CASSANDRA-21139 - Feature/guardrail for misprepare statements by omniCoder77 · Pull Request #4596 · apache/cassandra

omniCoder77 · 2026-01-30T20:57:12Z

Validation is posted on Jira Ticket

Feature suggestion:
Guardrail for miss-prepared statements

Description:

We have hundreds of application teams and several dozen of them miss-prepare statements by using literals instead of bind markers.

I.e.,

// wrong 
session.prepare("select * from users where ID = 996");
session.prepare("select * from users where ID = 997");
session.prepare("select * from users where ID = 998");
session.prepare("select * from users where ID = 999");

// correct
session.prepare("select * from users where ID = ?");

The problem causes the prepared statement cache to constantly overflow, and will print a prepared statements discarded WARN message in the Cassandra log. At present, we use a wack-a-mole approach to discuss the problem with each development team individually, and hope they fix it and train the entire team on how to prepare statements correctly.

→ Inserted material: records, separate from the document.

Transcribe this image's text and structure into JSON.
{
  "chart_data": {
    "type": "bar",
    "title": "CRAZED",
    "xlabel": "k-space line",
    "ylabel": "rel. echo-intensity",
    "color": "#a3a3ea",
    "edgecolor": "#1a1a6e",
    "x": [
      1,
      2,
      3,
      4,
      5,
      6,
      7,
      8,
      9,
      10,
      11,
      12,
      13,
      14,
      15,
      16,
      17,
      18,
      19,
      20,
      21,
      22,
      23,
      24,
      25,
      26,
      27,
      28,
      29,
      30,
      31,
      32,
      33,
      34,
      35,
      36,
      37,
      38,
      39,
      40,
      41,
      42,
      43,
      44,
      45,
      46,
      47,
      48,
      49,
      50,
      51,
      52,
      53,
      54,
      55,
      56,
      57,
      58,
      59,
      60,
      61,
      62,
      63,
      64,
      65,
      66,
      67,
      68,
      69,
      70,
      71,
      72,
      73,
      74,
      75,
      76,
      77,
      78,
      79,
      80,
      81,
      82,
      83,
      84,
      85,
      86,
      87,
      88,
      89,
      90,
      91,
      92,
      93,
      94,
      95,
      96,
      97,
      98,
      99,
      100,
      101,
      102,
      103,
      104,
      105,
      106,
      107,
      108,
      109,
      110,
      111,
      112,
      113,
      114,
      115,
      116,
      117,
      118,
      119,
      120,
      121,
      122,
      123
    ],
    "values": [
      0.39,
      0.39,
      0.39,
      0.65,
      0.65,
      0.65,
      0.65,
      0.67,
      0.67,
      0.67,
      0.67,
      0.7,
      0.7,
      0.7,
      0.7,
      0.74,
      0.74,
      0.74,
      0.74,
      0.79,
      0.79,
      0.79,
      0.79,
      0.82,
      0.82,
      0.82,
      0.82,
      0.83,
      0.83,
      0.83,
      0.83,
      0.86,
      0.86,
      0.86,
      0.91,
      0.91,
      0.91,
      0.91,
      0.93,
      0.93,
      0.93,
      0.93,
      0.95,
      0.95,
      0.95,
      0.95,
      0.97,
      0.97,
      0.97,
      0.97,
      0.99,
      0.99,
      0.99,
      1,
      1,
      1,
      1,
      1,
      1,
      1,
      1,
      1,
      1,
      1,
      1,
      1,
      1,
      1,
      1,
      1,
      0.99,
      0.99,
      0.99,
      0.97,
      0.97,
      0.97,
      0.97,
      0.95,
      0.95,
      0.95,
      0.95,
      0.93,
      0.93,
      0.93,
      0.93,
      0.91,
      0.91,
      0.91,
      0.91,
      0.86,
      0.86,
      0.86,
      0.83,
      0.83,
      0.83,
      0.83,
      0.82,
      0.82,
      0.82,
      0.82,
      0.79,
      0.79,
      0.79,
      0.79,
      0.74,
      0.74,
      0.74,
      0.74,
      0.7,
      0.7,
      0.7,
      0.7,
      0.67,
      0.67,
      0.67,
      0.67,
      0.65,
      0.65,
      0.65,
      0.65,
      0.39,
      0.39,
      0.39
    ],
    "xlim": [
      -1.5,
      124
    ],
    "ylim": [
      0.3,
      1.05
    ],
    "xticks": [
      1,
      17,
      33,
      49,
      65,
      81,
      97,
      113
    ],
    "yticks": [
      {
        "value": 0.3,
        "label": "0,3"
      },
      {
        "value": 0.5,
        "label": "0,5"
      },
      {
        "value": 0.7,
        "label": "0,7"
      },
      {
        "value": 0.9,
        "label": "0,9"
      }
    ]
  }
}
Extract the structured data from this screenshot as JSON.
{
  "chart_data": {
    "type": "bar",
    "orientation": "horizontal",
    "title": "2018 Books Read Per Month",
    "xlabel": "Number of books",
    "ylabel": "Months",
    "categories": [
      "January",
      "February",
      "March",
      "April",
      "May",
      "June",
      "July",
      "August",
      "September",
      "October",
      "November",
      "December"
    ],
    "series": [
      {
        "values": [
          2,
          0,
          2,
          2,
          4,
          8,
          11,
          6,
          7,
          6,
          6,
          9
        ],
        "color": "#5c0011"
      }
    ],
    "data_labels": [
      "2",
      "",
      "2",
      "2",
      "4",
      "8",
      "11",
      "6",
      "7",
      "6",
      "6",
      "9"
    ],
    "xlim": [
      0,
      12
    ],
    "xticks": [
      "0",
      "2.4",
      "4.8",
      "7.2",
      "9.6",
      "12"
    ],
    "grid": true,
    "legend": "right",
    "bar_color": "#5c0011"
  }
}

Also, finding the root cause of the issue today requires having the knowledge and access to look at the system.prepared_statements table.

Guardrails would seem a good approach here, where the guard could WARN or REJECT when a statement was prepared using a WHERE clause and no bind markers.

Note, this should not prevent users from creating prepared statements without a WHERE clause or with one or more literal values so long as there was at least one bind marker. Thus, the following would remain valid:

session.prepare("select * from users");
session.prepare("select * from users where TYPE=5 and ID = ?");

Approach:
Introduced a boolean flag use_misprepare_statements_enabled (which can be configured from cassandra.yaml) whose default value is true (backward compatibility) and added functions to StorageServiceMBean to enable dynamic runtime configuration.
Added test cases to validate changes in parseAndPrepare function.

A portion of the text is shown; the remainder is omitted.